The Center for Responsible Lending found that nearly 90 percent of the industry's revenues come from fees "stripped from trapped borrowers." According to a November report from the center, the typical payday borrower pays back $793 from a $325 loan.
In a way, conventional banks are fostering demand for payday loans. At least that's what Advance America argues. "The payday cash advance services industry has grown steadily since the early 1990s in response to a shortage of available short-term consumer credit alternatives from traditional banking institutions," reads one filing with the SEC. "The rapid increase in the charges associated with having insufficient funds in one's bank account, as well as other late/penalty fees charged by financial institutions and merchants, have also helped increase customer demand for advances."
These fees have drawn criticism from many consumer advocates, but for now it's payday lenders who are feeling the brunt of disapproval from lawmakers and citizens.
Last October, President Bush signed into law a measure effectively banning payday loans made to military families. Military officials had found that lenders were targeting servicemen and women; in some cases, the resulting debt problems caused them to lose security clearances.
Several states, including Georgia, Pennsylvania and Oregon, have clamped down on lenders. The District of Columbia also looks set to repeal a law allowing the loans there. "There's been a lot of outcry," Fox says.
Susan Lupton, senior policy associate with the Center for Responsible Lending, isn't expecting payday lending to return to North Carolina. "I'm sure they're angling to get back in, and we will be angling to keep them out," Lupton says.

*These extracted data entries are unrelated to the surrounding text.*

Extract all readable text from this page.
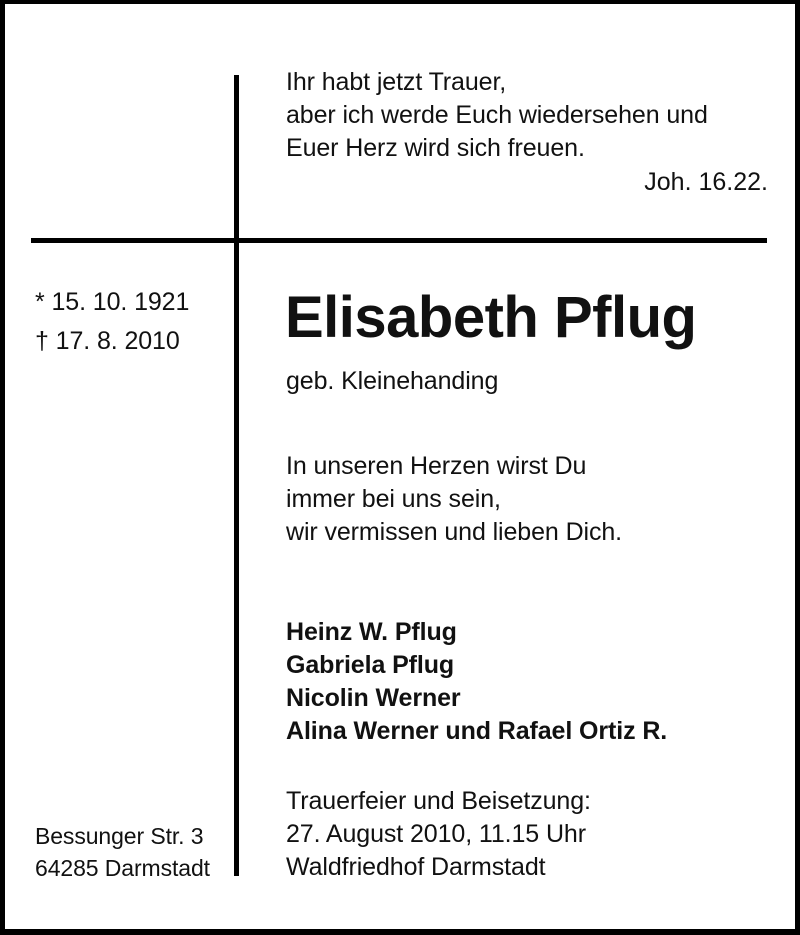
Ihr habt jetzt Trauer,
aber ich werde Euch wiedersehen und
Euer Herz wird sich freuen.
Joh. 16.22.
* 15. 10. 1921
† 17. 8. 2010 Elisabeth Pflug
geb. Kleinehanding
In unseren Herzen wirst Du
immer bei uns sein,
wir vermissen und lieben Dich.
Heinz W. Pflug
Gabriela Pflug
Nicolin Werner
Alina Werner und Rafael Ortiz R.
Trauerfeier und Beisetzung:
27. August 2010, 11.15 Uhr
Waldfriedhof Darmstadt
Bessunger Str. 3
64285 Darmstadt
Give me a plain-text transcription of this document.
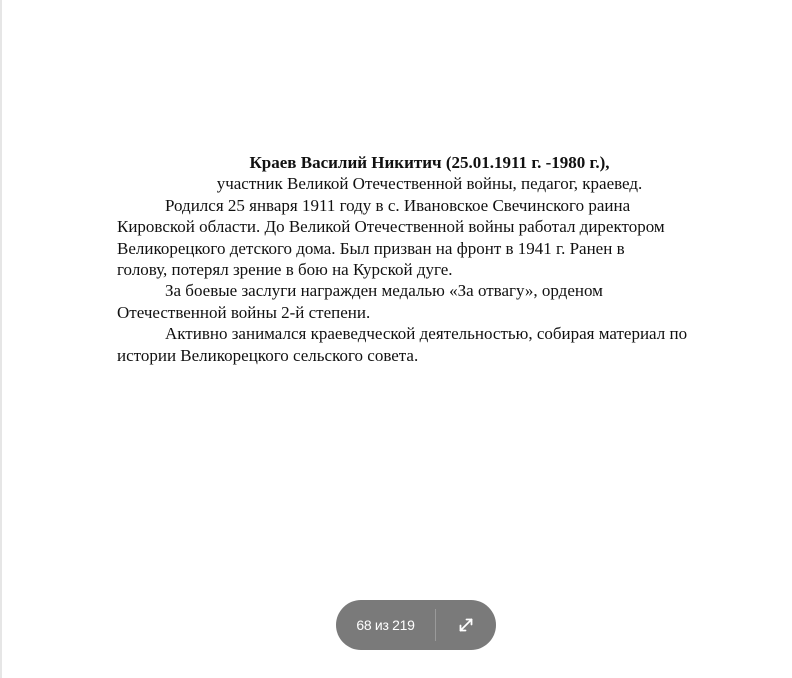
Краев Василий Никитич (25.01.1911 г. -1980 г.),

участник Великой Отечественной войны, педагог, краевед.

Родился 25 января 1911 году в с. Ивановское Свечинского раина
Кировской области. До Великой Отечественной войны работал директором
Великорецкого детского дома. Был призван на фронт в 1941 г. Ранен в
голову, потерял зрение в бою на Курской дуге.

За боевые заслуги награжден медалью «За отвагу», орденом
Отечественной войны 2-й степени.

Активно занимался краеведческой деятельностью, собирая материал по
истории Великорецкого сельского совета.

68 из 219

That doesn't mean the $28-billion industry will be shutting down soon. Since 1995, payday loan outlets have multiplied twelvefold, and they're currently legal in 38 states, including South Carolina. United Family Services' Hamlett says he's seen fewer debtors with payday loans since lenders left the state, but notes that local residents are driving across the state line. "South Carolina residents are being hit hard," Hamlett says.

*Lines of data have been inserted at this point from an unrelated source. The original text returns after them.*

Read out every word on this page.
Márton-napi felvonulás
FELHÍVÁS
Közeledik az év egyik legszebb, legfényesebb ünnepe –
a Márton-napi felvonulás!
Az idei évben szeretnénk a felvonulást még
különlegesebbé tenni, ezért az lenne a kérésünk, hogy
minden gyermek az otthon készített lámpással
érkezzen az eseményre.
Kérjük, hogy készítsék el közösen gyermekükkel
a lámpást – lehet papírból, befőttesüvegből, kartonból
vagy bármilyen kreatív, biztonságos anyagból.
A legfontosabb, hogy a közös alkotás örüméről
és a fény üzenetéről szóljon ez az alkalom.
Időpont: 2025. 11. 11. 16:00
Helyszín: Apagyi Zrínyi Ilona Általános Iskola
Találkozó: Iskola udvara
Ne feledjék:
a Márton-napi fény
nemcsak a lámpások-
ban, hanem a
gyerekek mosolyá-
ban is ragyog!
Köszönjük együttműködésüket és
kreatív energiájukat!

As Warren Bolton, an associate editor of The State in Columbia, noted earlier this month, there are more payday lending locations in the United States than there are Wal-Marts and McDonald's combined.
Of course, as long as payday loans are legal, there's not much to prevent a bank from having relationships with legitimate businesses. But such financial ties could tarnish banks' public image. That's one rationale SunTrust cited when it stopped backing the industry in 2004. "After considering the potential reputational risks and consumer harm that could result from lending to such a company, [the bank] is revising its credit policies to prohibit future loans to all businesses that engage in payday or title lending," SunTrust said in SEC filings.
And after The Charlotte Observer reported in March that the state's pension fund contained payday stocks, N.C. Treasurer Richard Moore moved quickly to divest of the holdings.
Advance America has taken notice of how public perceptions could affect them. "The consumer groups and media reports typically focus on the cost to a consumer for an advance and typically characterize these advances as predatory or abusive toward consumers," it reported in a March filing with the SEC. "If this negative characterization of advances becomes widely accepted by consumers, demand for advance services could significantly decrease, which could materially adversely affect our business, results of operations and financial condition."
Jurgens of the National Consumer Law Center says the relationship between traditional banks and payday lenders raises larger issues. As more areas of the financial services industry are deregulated, borrowers and bank customers are left to weather the whims of the market.
"It's the wild frontier out there, and there's a lot of ways to get saddled with very, very high-interest-rate loans," Jurgens says. "It's crazy out there, and the big banks are participating in the craziness -- sometimes directly, sometimes indirectly."